Old Mutual warns geopolitical tensions are tightening conditions for SME funding
Johannesburg - Global geopolitical tensions are beginning to surface in South Africa's SME funding landscape, as rising operating costs quietly erode cash flows and increase pressure on business sustainability.
According to Ndumiso Zulu, CEO of the Old Mutual Group Social Investments, global instability is no longer an abstract risk for small and medium‑sized enterprises - it is increasingly reflected in the financials of businesses seeking funding. "From a funding perspective, we are seeing the effects of global volatility showing up very clearly in SME cash flows. Rising fuel, energy and input costs are reducing margins, which in turn affects how businesses are assessed for funding," Zulu says.
South Africa's exposure to global economic and geopolitical shocks, particularly in energy markets, has led to recent fuel price increases that ripple across logistics, manufacturing, retail and service‑based SMEs. While the temporary R3 per litre reduction in the general fuel levy (1 April to 5 May 2026) offers short‑term relief, Zulu cautions that the underlying pressures remain.

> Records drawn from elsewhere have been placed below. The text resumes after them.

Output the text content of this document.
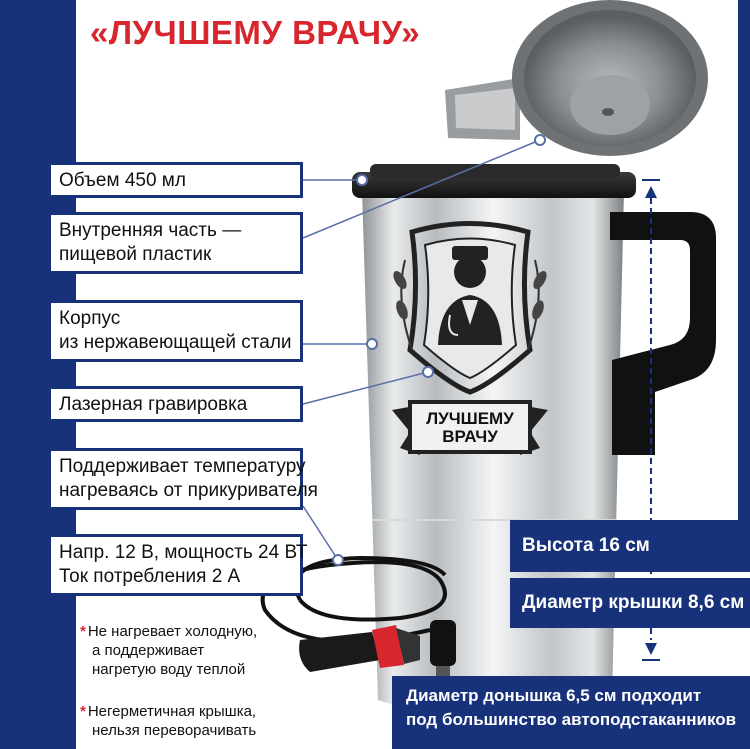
«ЛУЧШЕМУ ВРАЧУ»
ЛУЧШЕМУ
ВРАЧУ
Объем 450 мл
Внутренняя часть —
пищевой пластик
Корпус
из нержавеющащей стали
Лазерная гравировка
Поддерживает температуру
нагреваясь от прикуривателя
Напр. 12 В, мощность 24 ВТ
Ток потребления 2 А
* Не нагревает холодную,
а поддерживает
нагретую воду теплой
* Негерметичная крышка,
нельзя переворачивать
Высота 16 см
Диаметр крышки 8,6 см
Диаметр донышка 6,5 см подходит
под большинство автоподстаканников
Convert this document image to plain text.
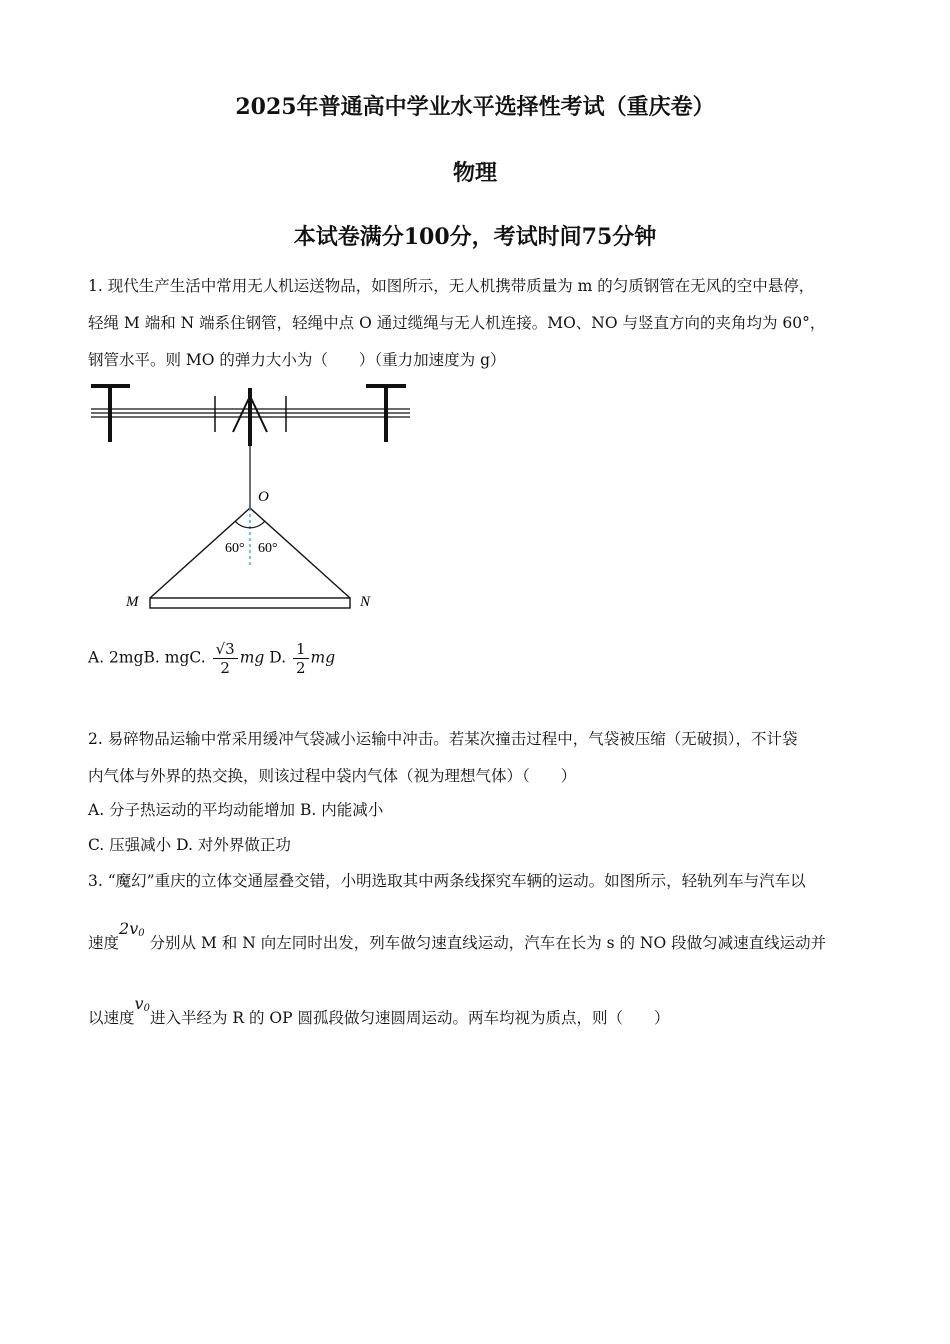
2025年普通高中学业水平选择性考试（重庆卷）
物理
本试卷满分100分，考试时间75分钟
1. 现代生产生活中常用无人机运送物品，如图所示，无人机携带质量为 m 的匀质钢管在无风的空中悬停，
轻绳 M 端和 N 端系住钢管，轻绳中点 O 通过缆绳与无人机连接。MO、NO 与竖直方向的夹角均为 60°，
钢管水平。则 MO 的弹力大小为（　　）（重力加速度为 g）
O
60° 60°
M	N
A. 2mgB. mgC. $\frac{√3}{2}$ mg D. $\frac{1}{2}$ mg
2. 易碎物品运输中常采用缓冲气袋减小运输中冲击。若某次撞击过程中，气袋被压缩（无破损），不计袋
内气体与外界的热交换，则该过程中袋内气体（视为理想气体）（　　）
A. 分子热运动的平均动能增加 B. 内能减小
C. 压强减小 D. 对外界做正功
3. “魔幻”重庆的立体交通屋叠交错，小明选取其中两条线探究车辆的运动。如图所示，轻轨列车与汽车以
速度$2v_0$ 分别从 M 和 N 向左同时出发，列车做匀速直线运动，汽车在长为 s 的 NO 段做匀减速直线运动并
以速度$v_0$进入半经为 R 的 OP 圆孤段做匀速圆周运动。两车均视为质点，则（　　）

"Short‑term interventions help, but they do not change the structural reality many SMEs face. When operating costs rise faster than revenue, the risk profile of a business changes and that matters when businesses approach funders for growth capital or working‑capital support," he explains. Zulu notes that many SMEs remain fundamentally sound businesses but are increasingly vulnerable to what he describes as an "unseen tax" - a gradual erosion of profitability driven by external shocks.
"The unseen tax of geopolitical instability doesn't always show up immediately. Often it only becomes visible when a business is under pressure and needs funding support. By then, margins are thinner and financial buffers have already been used," he adds. From Old Mutual's engagement with SME clients, increasing cost pressure has translated into more cautious expansion plans, tighter liquidity and rising demand for short‑term funding solutions.
What funders are looking for right now
Zulu says SMEs can improve their funding readiness by focusing on fundamentals that demonstrate resilience:
Clear cash‑flow visibility
Businesses with up‑to‑date cash‑flow forecasts are better positioned to engage funders during uncertain periods.
Working‑capital buffers
Even modest reserves signal financial discipline and an ability to absorb short‑term shocks.
Measured growth plans
In a high‑cost environment, sustainable and well‑tested growth strategies carry more weight than aggressive expansion funded by debt.
Early engagement with funders
SMEs that engage proactively - before distress becomes visible - typically have more funding options available.
"The most successful businesses are those that plan early and engage funders as partners, not as a last resort," Zulu says. "Funding decisions today are increasingly about resilience, not just growth."
From reacting to planning
With no clear end in sight to global geopolitical uncertainty, Zulu warns that SMEs cannot afford to take a wait‑and‑see approach. "The risk is not only what businesses are facing now, but how prepared they are for what comes next. SMEs that adapt early, protect cash flow and make informed funding decisions are far better placed to weather prolonged uncertainty."
He adds that the real cost of inaction may only become evident later. "The unseen tax is already impacting SMEs. The question is whether business owners recognise it early enough to respond strategically."